At a news conference last night, Rider and Nelson said they reread piles of old reports, sifted through boxes of evidence and contacted dozens of old witnesses. They said they also got crucial help from the State Patrol crime lab in Marysville and the private lab GeneLex.

They credited Lynnwood police Sgt. Steve Bredeson, who at one time worked the case and now supervises the detective unit, for his support.

Working with Snohomish County Deputy Prosecutor Paul Stern, Rider and Nelson obtained a search warrant about six weeks ago to get a blood sample from Stephens.

Since then, they conducted surveillance on Stephens.

Early May 9, 1976, Lynnwood police found Kuntz, 18, fatally stabbed inside her sister's Lynnwood apartment.

The Mountlake Terrace woman had been baby-sitting her 3-year-old niece, the child of Donna and James Stephens. The couple had recently separated.

When Donna Stephens returned home about 2:15 a.m., she knocked but didn't get an answer, court documents say. As she continued knocking, she saw a man wearing a stocking mask just 15 feet away, who fled. She went to a store and called police.

Responding officers entered the home through an open bedroom window and found Kuntz's body, partly clothed, on the bedroom floor. Kuntz had been stabbed in the heart and lungs. Evidence suggested her wrists and mouth had been bound with tape, according to the charges.

The little girl, whom police found unharmed, told her mother that Stephens had been by that night, the charges say.

When police questioned Stephens at his Lynnwood home, he acknowledged he had dropped by his wife's apartment that evening and talked to Kuntz, but he said he didn't stay long.

Kuntz had told friends she was afraid of Stephens and was hesitant to baby-sit her niece at her sister's apartment in case Stephens showed up, court papers say.

Prosecutors ran into key obstacles in 1976: There was no decisive evidence linking a suspect to the slaying. Although Stephens' fingerprints were found in the home - even on pieces of paper near the body - he had lived in the apartment until shortly before the slaying.

Another stumbling block was a state statute regarding marital privilege, court papers say. It prevented Donna Stephens from testifying against her husband.

Prosecutors filed a motion to postpone the trial, eager to call Donna Stephens as a witness after the couple's divorce became final in 1977. But prosecutors withdrew the motion when Stephens' defense attorneys objected. They ended up dropping the case, leaving the door open to retry it again.

A few months later, Stephens pleaded guilty to assaulting his wife and spent a short time in jail.

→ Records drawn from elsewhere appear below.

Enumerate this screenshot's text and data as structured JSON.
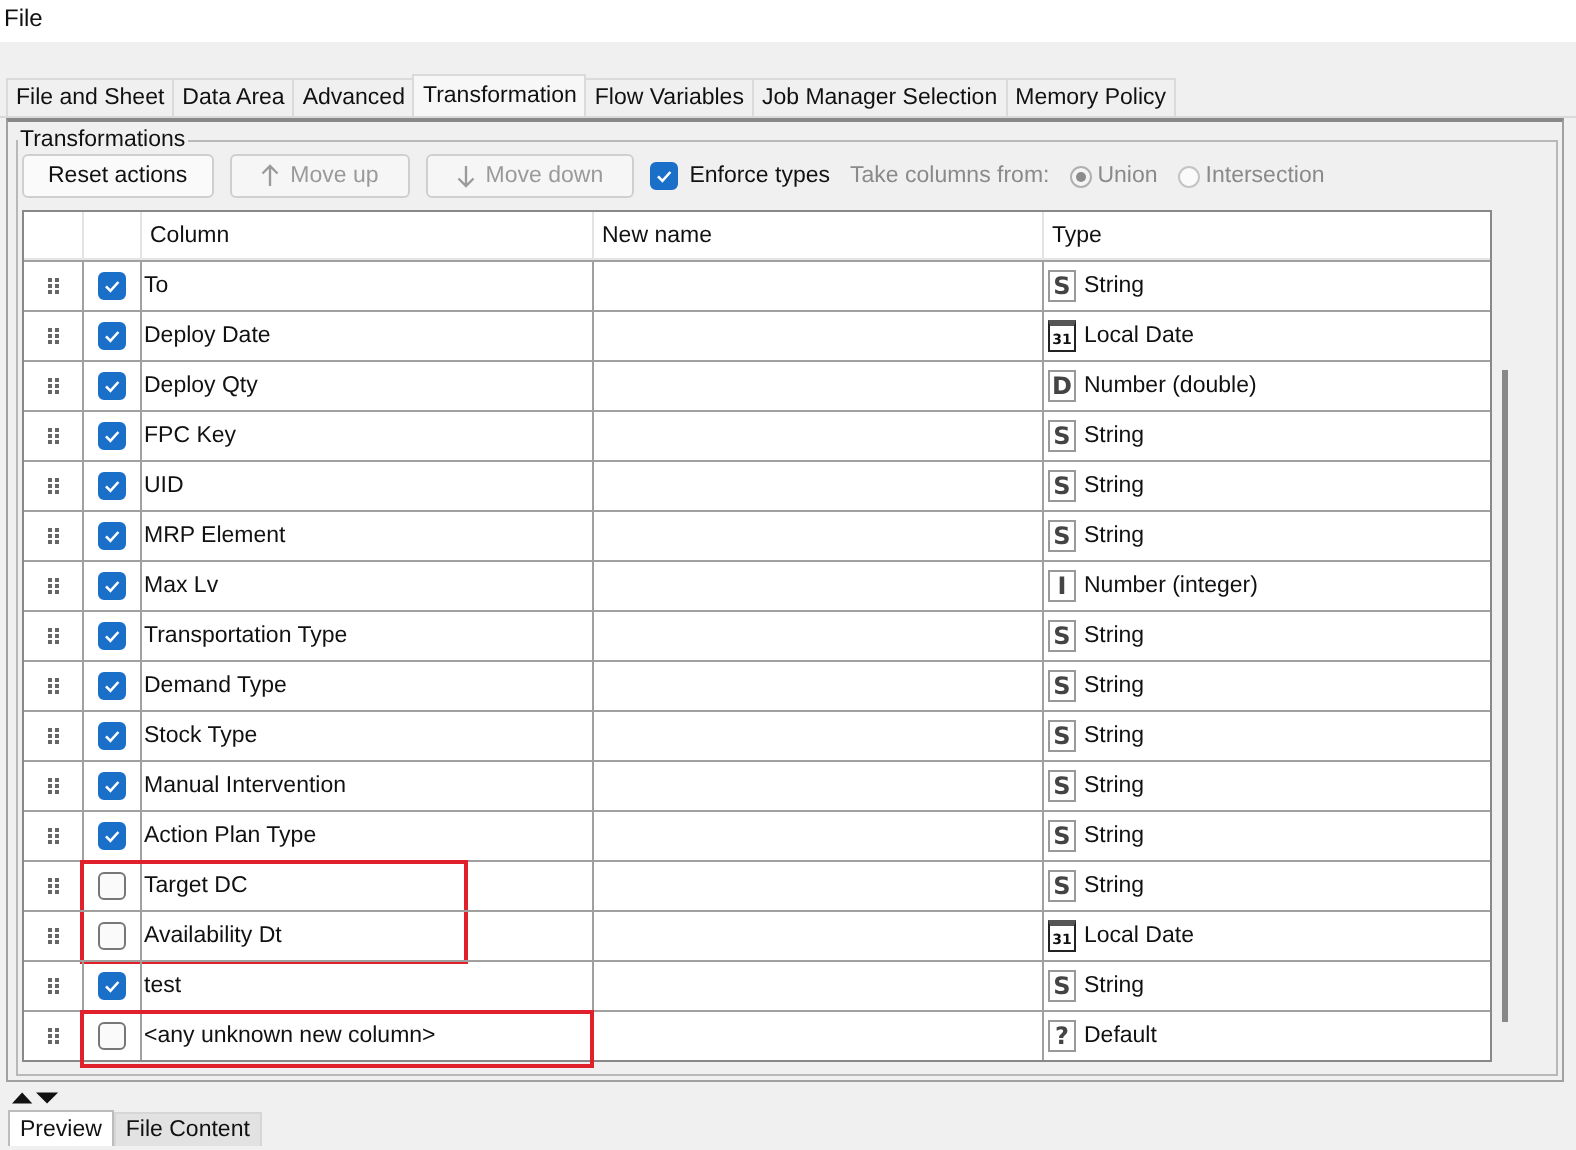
{
  "menu": [
    "File"
  ],
  "tabs": [
    {
      "label": "File and Sheet",
      "selected": false
    },
    {
      "label": "Data Area",
      "selected": false
    },
    {
      "label": "Advanced",
      "selected": false
    },
    {
      "label": "Transformation",
      "selected": true
    },
    {
      "label": "Flow Variables",
      "selected": false
    },
    {
      "label": "Job Manager Selection",
      "selected": false
    },
    {
      "label": "Memory Policy",
      "selected": false
    }
  ],
  "group_title": "Transformations",
  "toolbar": {
    "reset": {
      "label": "Reset actions",
      "disabled": false
    },
    "move_up": {
      "label": "Move up",
      "disabled": true
    },
    "move_down": {
      "label": "Move down",
      "disabled": true
    },
    "enforce_types": {
      "label": "Enforce types",
      "checked": true
    },
    "take_from": {
      "label": "Take columns from:",
      "disabled": true,
      "options": [
        {
          "label": "Union",
          "selected": true
        },
        {
          "label": "Intersection",
          "selected": false
        }
      ]
    }
  },
  "table": {
    "columns": [
      "Column",
      "New name",
      "Type"
    ],
    "rows": [
      {
        "checked": true,
        "column": "To",
        "type": {
          "kind": "letter",
          "icon": "S",
          "label": "String"
        },
        "highlight": false
      },
      {
        "checked": true,
        "column": "Deploy Date",
        "type": {
          "kind": "calendar",
          "icon": "31",
          "label": "Local Date"
        },
        "highlight": false
      },
      {
        "checked": true,
        "column": "Deploy Qty",
        "type": {
          "kind": "letter",
          "icon": "D",
          "label": "Number (double)"
        },
        "highlight": false
      },
      {
        "checked": true,
        "column": "FPC Key",
        "type": {
          "kind": "letter",
          "icon": "S",
          "label": "String"
        },
        "highlight": false
      },
      {
        "checked": true,
        "column": "UID",
        "type": {
          "kind": "letter",
          "icon": "S",
          "label": "String"
        },
        "highlight": false
      },
      {
        "checked": true,
        "column": "MRP Element",
        "type": {
          "kind": "letter",
          "icon": "S",
          "label": "String"
        },
        "highlight": false
      },
      {
        "checked": true,
        "column": "Max Lv",
        "type": {
          "kind": "letter",
          "icon": "I",
          "label": "Number (integer)"
        },
        "highlight": false
      },
      {
        "checked": true,
        "column": "Transportation Type",
        "type": {
          "kind": "letter",
          "icon": "S",
          "label": "String"
        },
        "highlight": false
      },
      {
        "checked": true,
        "column": "Demand Type",
        "type": {
          "kind": "letter",
          "icon": "S",
          "label": "String"
        },
        "highlight": false
      },
      {
        "checked": true,
        "column": "Stock Type",
        "type": {
          "kind": "letter",
          "icon": "S",
          "label": "String"
        },
        "highlight": false
      },
      {
        "checked": true,
        "column": "Manual Intervention",
        "type": {
          "kind": "letter",
          "icon": "S",
          "label": "String"
        },
        "highlight": false
      },
      {
        "checked": true,
        "column": "Action Plan Type",
        "type": {
          "kind": "letter",
          "icon": "S",
          "label": "String"
        },
        "highlight": false
      },
      {
        "checked": false,
        "column": "Target DC",
        "type": {
          "kind": "letter",
          "icon": "S",
          "label": "String"
        },
        "highlight": true
      },
      {
        "checked": false,
        "column": "Availability Dt",
        "type": {
          "kind": "calendar",
          "icon": "31",
          "label": "Local Date"
        },
        "highlight": true
      },
      {
        "checked": true,
        "column": "test",
        "type": {
          "kind": "letter",
          "icon": "S",
          "label": "String"
        },
        "highlight": false
      },
      {
        "checked": false,
        "column": "<any unknown new column>",
        "type": {
          "kind": "letter",
          "icon": "?",
          "label": "Default"
        },
        "highlight": true
      }
    ]
  },
  "bottom_tabs": [
    {
      "label": "Preview",
      "selected": true
    },
    {
      "label": "File Content",
      "selected": false
    }
  ]
}
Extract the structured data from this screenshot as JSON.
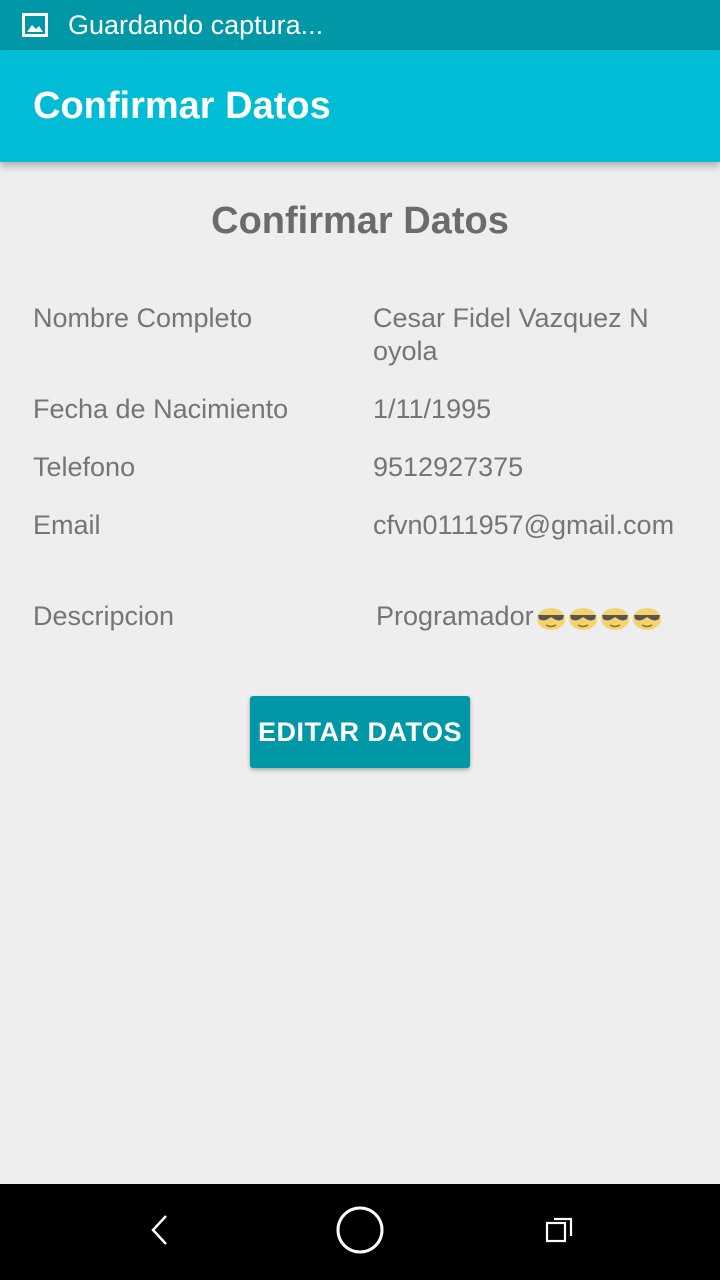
{
  "status_bar": {
    "notification_icon": "image-icon",
    "text": "Guardando captura..."
  },
  "app_bar": {
    "title": "Confirmar Datos"
  },
  "main": {
    "title": "Confirmar Datos",
    "fields": [
      {
        "label": "Nombre Completo",
        "value": "Cesar Fidel Vazquez Noyola"
      },
      {
        "label": "Fecha de Nacimiento",
        "value": "1/11/1995"
      },
      {
        "label": "Telefono",
        "value": "9512927375"
      },
      {
        "label": "Email",
        "value": "cfvn0111957@gmail.com"
      },
      {
        "label": "Descripcion",
        "value": "Programador",
        "emoji_icon": "sunglasses-face-emoji-icon",
        "emoji_count": 4
      }
    ],
    "edit_button_label": "EDITAR DATOS"
  },
  "nav_bar": {
    "back_icon": "back-icon",
    "home_icon": "home-icon",
    "recents_icon": "recents-icon"
  },
  "colors": {
    "status_bar": "#0097a7",
    "app_bar": "#00bcd4",
    "button": "#0097a7",
    "background": "#eeeeee",
    "text": "#757575"
  }
}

"It was an extremely frustrating case at the time," said Snohomish County District Judge Timothy Ryan, one of two prosecutors on the case. "I always hoped there would be a resolution to it."

At the news conference yesterday, Lynnwood police spokeswoman Trudy Dana read a joint statement from Kuntz's mother, Gwen Kuntz, and sister Donna Morris:

"We want the public to know about Kim, that she was a real person, not just a statistic. . . . Not a day passes that we don't think of her."

Stephens, who is being held in Snohomish County Jail, was to be arraigned this afternoon in Snohomish County Superior Court.

He has lived most of the time since the slaying in Washington and was recently working in shipping, police said. He has remarried and has a child from his second marriage.

Lynnwood police arrested him yesterday afternoon at a West Seattle McDonald's.